The fact that companies often see MC as a “saviour in need” fits in well with the lack of strategy. This is a fallacy. MC needs time – successful companies have been systematically investing in market and customer understanding for years and have gathered their experience in pilots.
MCM is seen as an approach to save costs. Manufacturers often try to jump on the MCM bandwagon with the primary goal of reducing costs. Because the high setup costs are underestimated and no sufficient budget is set, the failure of the half-hearted initiatives is often pre-programmed.
It is often said: “MC can be covered by marketing”. But MCM needs special knowledge: both in terms of concept and content and in terms of skills, and not only in marketing. New contents must be developed, and channel preferences recognized. Additionally, legal questions need clarification and an appropriate customer approach requires new skills. Those who are good at personal conversations are far from self-confident with video calls: very few virtual sales reps are being recruited from hundreds of good sales representatives.
Successful sales marketing depends on the right mix, because different channels only unfold their full effectiveness in combination. The prerequisite for this is that they are networked accordingly, i.e. the content and timing of messages must be coordinated.
Especially in cases where there is little time to define a strategy, the organisation of the topic is often decided ad hoc. MCM is then simply assigned “somewhere” in an existing department with capacity. As MCM depends on the interconnection and cross-linking of people, an essential driver for success is eliminated right from the beginning. The ideal structure therefore comprises a central department for MCM with close interfaces and regular exchange platforms of the respective business units.
If too little time and money is available for the composition of a MCM, already existing content is used in new ways. Often the use of iPads for the sales force team is already celebrated as MCM. But the presentation of classic materials on the iPad is not MCM. This approach only succeeds when new content and actual added value is created, and the sales force is actively integrated into the networked MCM via iPad.
Actionism is a common driver of MCM. A large number of initiatives are set up because “the others also do it that way”. In such hurry only Me-Too solutions are possible, without clear goals and meaningful integration into the channel mix, which then do not offer an increase in value.
The Big Pharma business model is certainly one of the most professional in comparison to other industries.

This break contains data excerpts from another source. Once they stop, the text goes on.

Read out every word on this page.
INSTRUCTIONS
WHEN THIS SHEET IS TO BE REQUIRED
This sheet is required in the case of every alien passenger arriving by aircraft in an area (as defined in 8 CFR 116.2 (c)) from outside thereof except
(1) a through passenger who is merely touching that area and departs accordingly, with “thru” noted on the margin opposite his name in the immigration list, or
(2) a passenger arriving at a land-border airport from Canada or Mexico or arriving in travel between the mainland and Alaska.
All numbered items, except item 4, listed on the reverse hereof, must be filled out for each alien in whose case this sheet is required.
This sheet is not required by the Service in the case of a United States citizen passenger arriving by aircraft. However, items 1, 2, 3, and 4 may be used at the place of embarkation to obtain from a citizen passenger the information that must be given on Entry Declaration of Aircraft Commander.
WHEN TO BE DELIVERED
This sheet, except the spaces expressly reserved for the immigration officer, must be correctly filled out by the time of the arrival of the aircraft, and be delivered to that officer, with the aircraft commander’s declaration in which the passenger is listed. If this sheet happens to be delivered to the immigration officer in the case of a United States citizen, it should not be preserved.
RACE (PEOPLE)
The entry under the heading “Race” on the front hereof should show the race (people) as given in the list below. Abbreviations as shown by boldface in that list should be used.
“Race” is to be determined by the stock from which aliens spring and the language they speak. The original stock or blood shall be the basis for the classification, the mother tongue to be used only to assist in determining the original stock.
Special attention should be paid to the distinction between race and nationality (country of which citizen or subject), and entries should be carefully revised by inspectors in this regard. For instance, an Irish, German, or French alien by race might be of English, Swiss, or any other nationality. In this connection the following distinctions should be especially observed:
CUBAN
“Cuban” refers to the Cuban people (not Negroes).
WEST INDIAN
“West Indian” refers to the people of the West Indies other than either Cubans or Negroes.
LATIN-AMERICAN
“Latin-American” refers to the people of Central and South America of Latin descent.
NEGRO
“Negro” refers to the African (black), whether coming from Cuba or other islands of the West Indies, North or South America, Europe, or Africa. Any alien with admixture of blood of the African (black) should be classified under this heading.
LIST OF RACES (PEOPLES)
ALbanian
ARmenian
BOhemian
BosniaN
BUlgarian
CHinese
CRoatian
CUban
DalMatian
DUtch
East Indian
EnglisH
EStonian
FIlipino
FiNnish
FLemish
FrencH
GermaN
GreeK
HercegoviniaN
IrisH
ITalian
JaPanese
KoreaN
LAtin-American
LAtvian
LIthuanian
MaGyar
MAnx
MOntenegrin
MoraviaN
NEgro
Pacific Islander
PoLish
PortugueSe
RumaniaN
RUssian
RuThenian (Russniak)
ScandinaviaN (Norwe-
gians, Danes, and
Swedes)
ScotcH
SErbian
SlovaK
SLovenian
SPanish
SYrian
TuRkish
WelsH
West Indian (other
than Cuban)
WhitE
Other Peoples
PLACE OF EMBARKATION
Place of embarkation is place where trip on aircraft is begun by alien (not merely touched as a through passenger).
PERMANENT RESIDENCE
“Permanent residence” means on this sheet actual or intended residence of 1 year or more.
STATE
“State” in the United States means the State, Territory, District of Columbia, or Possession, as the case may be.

In fact, there have been serious cuts in sales and marketing, especially in the last ten to fifteen years, but no fundamental disruptions. MCM changes that. With MCM, a company leaves the safe harbour. Here confidence in the own business decisions is necessary. It is supportive if companies have already established a culture of error and learning, so that initial failures and start-up difficulties do not lead too quickly to discouragement.
The field sales force is still the most popular channel in pharmaceutical sales, and many of the ‘new’ or now increasingly used channels are perceived as ‘disturbing’ in comparison. The market cannot (yet) be completely covered by new channels. A clear indication of this is, for example, the so-called e-permissions. Depending on the target group, 30 percent coverage already means a top value. This percentage also sets the filter for full MCM.
Almost every marketing and sales manager will relate one or the other of these ten points as an example in their own company. Be it because it was possible to foresee a pitfall or because oneself came into the situation to learn something new. All ten points are certainly more easily listed than solved – the common ground is that there is no patent solution. There are no quick wins in the MCM, but proven management principles apply: Clean analyses, a clear strategy as well as patience and persistence in implementation pay off. Along the way, a certain tolerance for frustration and perhaps the courage to abandon certain experiments are required.